Rescue attempts were slow going. It took four separate crews two months to reach the stranded settlers. Most of the survivors had made the gruesome choice to eat the remains of those who had already died. One contingent even killed two Miwok Native Americans in their party for the sole purpose of eating them. About half of the 80-some-odd migrants survived.
In 1927, California designated the site where the Donner party became snowbound—including their makeshift cabins—“Donner State Memorial Park.” Rangers report the park attracts about two hundred thousand visitors each year.
Turning now to the speech historians say marked the end of the “Golden Age of Television.”
MINOW: When television is good, nothing—not the theater, not the magazines or newspapers—nothing is better.
Sixty years have passed since Federal Communications Commission Chairman Newton Minow gave his “vast wasteland” speech on May 9, 1961. In addressing the convention of the National Association of Broadcasters, the newly appointed chairman highlighted the need for more programming that served the public interest. He challenged broadcasters to watch a full day of television, without distractions.
MINOW: I can assure you that what you will see is a vast wasteland. You will see a procession of game shows, formula comedies about totally unbelievable families, blood and thunder, mayhem, violence, sadism, murder, western bad men, western good men, private eyes, gangsters, more violence, and cartoons. And endlessly, commercials—many screaming, cajoling, and offending. And most of all, boredom.
He urged network executives to consider their platform. They could provide programming that’s educational, informative, and that serves children and families. But, he said the broadcasters had failed, and it was time to set a new course.
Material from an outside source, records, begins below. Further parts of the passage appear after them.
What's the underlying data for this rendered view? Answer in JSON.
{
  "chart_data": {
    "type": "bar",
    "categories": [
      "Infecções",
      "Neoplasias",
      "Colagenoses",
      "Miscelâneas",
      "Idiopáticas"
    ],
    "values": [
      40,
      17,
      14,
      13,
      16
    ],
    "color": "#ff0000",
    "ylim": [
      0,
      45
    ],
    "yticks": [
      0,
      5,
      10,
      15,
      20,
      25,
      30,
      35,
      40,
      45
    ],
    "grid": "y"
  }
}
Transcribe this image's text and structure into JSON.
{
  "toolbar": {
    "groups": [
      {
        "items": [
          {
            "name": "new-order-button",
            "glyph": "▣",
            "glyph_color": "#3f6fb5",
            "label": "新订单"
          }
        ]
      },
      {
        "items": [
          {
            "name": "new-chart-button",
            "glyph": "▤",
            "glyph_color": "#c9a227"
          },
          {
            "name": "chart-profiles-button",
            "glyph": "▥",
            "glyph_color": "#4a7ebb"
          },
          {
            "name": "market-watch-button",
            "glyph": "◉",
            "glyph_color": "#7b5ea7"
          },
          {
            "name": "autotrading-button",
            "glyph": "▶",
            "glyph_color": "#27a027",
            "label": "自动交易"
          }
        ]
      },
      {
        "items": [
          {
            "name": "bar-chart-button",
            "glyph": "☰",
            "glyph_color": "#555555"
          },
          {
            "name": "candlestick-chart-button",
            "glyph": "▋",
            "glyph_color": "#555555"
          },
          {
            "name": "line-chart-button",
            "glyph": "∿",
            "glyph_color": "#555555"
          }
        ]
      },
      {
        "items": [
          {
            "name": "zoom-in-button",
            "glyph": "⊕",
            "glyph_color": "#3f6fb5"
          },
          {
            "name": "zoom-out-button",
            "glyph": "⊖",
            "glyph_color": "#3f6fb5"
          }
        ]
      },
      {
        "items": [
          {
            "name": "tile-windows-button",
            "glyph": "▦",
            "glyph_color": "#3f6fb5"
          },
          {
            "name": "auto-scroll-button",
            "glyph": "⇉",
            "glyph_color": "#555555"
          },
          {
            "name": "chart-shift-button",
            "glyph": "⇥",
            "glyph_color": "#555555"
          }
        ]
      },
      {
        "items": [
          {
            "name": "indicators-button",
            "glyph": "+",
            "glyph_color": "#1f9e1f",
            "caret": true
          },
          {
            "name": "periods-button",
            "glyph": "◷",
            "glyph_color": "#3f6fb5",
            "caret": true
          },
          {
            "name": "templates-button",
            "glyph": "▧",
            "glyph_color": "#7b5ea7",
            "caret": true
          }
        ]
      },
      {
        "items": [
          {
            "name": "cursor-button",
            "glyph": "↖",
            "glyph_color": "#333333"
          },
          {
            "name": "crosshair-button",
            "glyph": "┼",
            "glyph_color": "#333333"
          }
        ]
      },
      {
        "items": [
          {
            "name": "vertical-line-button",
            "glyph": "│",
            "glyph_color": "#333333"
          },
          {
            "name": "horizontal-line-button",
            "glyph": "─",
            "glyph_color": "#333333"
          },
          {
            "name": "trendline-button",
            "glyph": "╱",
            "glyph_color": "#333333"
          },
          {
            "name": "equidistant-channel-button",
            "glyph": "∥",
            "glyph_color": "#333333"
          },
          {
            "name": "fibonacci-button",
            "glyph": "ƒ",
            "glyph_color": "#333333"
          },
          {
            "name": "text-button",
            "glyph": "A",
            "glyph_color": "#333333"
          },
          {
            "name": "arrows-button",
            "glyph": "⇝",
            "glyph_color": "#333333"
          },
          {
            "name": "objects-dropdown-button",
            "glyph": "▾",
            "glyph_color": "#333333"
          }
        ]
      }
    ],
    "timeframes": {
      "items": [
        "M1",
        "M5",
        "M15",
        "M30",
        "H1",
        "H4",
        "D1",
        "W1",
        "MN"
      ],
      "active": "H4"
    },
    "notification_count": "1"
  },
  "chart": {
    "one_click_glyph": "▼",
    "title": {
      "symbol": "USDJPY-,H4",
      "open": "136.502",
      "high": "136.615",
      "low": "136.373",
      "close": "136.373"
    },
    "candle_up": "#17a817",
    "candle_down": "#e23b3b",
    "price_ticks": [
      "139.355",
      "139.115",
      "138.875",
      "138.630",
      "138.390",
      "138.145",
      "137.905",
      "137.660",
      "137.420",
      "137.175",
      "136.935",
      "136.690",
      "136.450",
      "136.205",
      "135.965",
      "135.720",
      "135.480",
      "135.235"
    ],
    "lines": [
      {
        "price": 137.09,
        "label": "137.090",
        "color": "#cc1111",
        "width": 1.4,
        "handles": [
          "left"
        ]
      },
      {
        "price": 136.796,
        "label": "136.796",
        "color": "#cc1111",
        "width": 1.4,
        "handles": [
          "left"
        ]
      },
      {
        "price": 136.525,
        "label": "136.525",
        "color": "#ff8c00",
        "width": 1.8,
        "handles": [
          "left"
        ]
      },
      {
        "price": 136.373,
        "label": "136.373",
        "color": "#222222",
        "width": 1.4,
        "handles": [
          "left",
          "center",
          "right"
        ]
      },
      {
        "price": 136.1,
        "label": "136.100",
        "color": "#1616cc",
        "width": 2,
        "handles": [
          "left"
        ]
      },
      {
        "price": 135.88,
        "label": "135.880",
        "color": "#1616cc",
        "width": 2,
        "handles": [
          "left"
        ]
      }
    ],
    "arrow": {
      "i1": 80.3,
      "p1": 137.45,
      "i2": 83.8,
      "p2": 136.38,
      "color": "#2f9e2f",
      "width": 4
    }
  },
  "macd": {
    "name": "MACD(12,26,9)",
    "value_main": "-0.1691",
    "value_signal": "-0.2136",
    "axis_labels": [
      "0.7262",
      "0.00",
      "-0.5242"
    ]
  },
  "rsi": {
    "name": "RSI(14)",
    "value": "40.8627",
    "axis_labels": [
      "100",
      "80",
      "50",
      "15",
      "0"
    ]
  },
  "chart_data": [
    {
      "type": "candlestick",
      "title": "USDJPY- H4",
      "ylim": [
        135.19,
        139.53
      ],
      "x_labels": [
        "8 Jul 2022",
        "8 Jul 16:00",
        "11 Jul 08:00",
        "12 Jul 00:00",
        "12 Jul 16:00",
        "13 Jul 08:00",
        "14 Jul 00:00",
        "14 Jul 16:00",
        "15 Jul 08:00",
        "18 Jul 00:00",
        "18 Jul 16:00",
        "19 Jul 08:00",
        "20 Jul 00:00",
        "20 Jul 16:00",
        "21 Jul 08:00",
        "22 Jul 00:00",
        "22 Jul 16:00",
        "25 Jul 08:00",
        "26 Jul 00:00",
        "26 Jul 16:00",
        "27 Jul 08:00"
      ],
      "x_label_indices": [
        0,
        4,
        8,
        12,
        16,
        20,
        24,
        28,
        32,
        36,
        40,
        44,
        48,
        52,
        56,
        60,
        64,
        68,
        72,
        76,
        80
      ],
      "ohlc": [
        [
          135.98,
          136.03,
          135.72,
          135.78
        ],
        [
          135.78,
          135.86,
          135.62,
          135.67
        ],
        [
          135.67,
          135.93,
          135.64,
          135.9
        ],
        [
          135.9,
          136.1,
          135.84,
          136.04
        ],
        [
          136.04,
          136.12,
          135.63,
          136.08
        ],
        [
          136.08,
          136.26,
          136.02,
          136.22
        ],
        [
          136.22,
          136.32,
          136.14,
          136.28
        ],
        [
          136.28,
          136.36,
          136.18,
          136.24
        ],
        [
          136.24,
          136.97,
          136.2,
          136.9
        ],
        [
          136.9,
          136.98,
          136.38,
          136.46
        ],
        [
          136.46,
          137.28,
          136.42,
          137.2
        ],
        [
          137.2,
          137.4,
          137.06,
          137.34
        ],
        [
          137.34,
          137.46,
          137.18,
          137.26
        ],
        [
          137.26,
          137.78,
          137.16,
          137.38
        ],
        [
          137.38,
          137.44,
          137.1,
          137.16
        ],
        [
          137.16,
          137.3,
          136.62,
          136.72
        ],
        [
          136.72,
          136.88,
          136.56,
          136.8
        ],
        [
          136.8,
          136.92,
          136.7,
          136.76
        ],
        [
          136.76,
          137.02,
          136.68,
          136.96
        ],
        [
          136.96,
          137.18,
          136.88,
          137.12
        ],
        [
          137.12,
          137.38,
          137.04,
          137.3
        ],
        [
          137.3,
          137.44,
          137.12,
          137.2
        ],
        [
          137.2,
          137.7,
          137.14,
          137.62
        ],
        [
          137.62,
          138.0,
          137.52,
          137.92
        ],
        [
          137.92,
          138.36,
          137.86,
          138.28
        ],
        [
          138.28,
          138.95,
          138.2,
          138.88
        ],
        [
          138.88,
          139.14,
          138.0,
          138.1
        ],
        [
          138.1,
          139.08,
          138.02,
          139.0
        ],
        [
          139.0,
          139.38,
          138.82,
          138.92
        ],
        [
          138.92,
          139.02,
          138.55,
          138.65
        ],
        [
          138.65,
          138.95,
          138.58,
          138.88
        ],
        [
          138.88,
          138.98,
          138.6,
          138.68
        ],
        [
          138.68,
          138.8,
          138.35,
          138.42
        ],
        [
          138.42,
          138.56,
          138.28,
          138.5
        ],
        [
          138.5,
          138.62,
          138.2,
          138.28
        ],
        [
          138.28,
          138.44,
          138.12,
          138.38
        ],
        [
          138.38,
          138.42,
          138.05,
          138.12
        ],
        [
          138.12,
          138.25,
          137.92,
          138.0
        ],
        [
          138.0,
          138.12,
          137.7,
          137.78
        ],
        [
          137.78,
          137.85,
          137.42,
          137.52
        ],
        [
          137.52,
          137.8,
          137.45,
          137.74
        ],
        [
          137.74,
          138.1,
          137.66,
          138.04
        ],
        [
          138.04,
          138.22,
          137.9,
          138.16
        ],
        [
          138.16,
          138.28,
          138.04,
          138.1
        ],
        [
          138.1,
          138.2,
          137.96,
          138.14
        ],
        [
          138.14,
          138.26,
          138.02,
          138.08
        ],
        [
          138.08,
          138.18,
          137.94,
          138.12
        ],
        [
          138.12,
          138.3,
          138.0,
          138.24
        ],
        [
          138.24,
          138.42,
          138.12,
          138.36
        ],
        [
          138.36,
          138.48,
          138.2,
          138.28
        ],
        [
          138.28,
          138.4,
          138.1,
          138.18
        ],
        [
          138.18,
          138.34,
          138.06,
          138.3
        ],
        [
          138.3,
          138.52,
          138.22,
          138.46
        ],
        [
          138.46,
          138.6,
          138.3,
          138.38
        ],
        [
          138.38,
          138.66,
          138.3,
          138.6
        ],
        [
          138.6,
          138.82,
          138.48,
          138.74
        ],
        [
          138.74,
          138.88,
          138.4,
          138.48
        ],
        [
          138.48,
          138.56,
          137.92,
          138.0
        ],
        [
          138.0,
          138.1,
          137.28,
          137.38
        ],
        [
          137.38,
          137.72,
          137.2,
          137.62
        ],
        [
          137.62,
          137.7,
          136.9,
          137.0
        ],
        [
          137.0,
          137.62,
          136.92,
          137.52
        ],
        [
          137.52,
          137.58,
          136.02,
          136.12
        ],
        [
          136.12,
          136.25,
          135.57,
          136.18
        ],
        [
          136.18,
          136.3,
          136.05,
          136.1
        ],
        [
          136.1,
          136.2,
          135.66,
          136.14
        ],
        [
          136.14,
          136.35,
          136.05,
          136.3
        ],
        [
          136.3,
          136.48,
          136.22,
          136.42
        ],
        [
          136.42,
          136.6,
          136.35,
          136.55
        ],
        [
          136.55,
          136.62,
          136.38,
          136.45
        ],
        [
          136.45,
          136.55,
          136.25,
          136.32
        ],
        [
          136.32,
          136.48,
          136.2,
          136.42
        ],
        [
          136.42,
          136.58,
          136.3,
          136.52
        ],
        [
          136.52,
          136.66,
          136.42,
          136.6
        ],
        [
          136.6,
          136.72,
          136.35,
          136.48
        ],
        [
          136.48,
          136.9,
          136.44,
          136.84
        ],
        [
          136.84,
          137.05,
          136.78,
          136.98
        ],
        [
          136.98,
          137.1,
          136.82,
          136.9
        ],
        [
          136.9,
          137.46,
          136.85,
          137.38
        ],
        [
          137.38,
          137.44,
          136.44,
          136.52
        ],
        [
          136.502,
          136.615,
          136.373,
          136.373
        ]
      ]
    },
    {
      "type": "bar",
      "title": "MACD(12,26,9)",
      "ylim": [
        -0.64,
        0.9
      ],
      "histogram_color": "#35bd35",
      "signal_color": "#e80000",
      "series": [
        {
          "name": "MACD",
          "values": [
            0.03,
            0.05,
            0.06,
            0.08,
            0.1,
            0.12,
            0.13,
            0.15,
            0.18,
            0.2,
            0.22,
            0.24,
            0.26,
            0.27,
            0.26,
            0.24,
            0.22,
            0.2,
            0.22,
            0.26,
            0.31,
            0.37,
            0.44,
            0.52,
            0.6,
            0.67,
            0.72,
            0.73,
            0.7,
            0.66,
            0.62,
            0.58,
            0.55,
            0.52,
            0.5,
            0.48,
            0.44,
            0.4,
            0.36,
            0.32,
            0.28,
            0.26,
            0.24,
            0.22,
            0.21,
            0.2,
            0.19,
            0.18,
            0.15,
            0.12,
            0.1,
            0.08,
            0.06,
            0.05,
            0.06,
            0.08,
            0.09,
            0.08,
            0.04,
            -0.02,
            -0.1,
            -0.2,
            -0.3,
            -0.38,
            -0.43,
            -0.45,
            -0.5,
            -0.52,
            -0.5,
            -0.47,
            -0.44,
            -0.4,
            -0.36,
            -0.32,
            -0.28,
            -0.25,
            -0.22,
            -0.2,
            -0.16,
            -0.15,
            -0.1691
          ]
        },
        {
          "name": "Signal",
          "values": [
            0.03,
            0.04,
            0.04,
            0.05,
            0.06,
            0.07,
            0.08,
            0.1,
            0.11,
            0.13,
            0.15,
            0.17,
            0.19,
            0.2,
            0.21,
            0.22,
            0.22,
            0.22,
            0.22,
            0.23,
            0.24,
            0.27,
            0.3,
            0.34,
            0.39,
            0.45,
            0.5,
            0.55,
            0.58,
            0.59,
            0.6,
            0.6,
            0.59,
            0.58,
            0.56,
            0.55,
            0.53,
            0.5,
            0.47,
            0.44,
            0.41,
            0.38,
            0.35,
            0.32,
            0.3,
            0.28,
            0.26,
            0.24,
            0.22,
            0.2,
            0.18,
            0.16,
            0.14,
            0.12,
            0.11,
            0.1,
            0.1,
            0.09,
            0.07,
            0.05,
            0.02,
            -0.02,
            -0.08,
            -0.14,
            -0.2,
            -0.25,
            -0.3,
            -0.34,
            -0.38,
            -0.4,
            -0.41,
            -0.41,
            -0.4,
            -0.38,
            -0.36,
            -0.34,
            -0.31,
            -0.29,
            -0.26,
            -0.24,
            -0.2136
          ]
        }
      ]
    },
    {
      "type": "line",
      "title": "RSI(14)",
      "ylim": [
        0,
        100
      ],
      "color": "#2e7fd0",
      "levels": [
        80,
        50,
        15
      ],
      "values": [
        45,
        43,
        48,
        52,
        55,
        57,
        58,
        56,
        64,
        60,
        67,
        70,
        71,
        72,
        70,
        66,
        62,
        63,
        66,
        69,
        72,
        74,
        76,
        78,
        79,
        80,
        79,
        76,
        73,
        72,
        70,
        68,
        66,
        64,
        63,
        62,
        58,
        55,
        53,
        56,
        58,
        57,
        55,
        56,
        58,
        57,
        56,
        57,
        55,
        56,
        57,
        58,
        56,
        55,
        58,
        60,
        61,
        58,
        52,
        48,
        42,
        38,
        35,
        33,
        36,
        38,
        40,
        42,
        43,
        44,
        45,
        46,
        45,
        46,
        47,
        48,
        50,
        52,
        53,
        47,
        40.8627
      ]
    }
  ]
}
MINOW: Gentlemen, your trust accounting with your beneficiaries is long overdue. Never have so few owed so much to so many. [APPLAUSE]
Minow’s focus on high-quality television paved the way for the launch of PBS. Decades later, Minow’s daughter said his remarks “shocked a complacent industry.” The assertive speech didn’t sit well with the audience though. Sherwood Schwartz produced Gilligan’s Island—exactly the type of sitcom Minow had railed against. As a tribute to the FCC Chairman, Schwartz named Gilligan’s ill-fated boat the S.S. Minnow.
MUSIC: GILLIGAN’S ISLAND THEME
That’s this week’s History Book. I’m Katie Gaultney.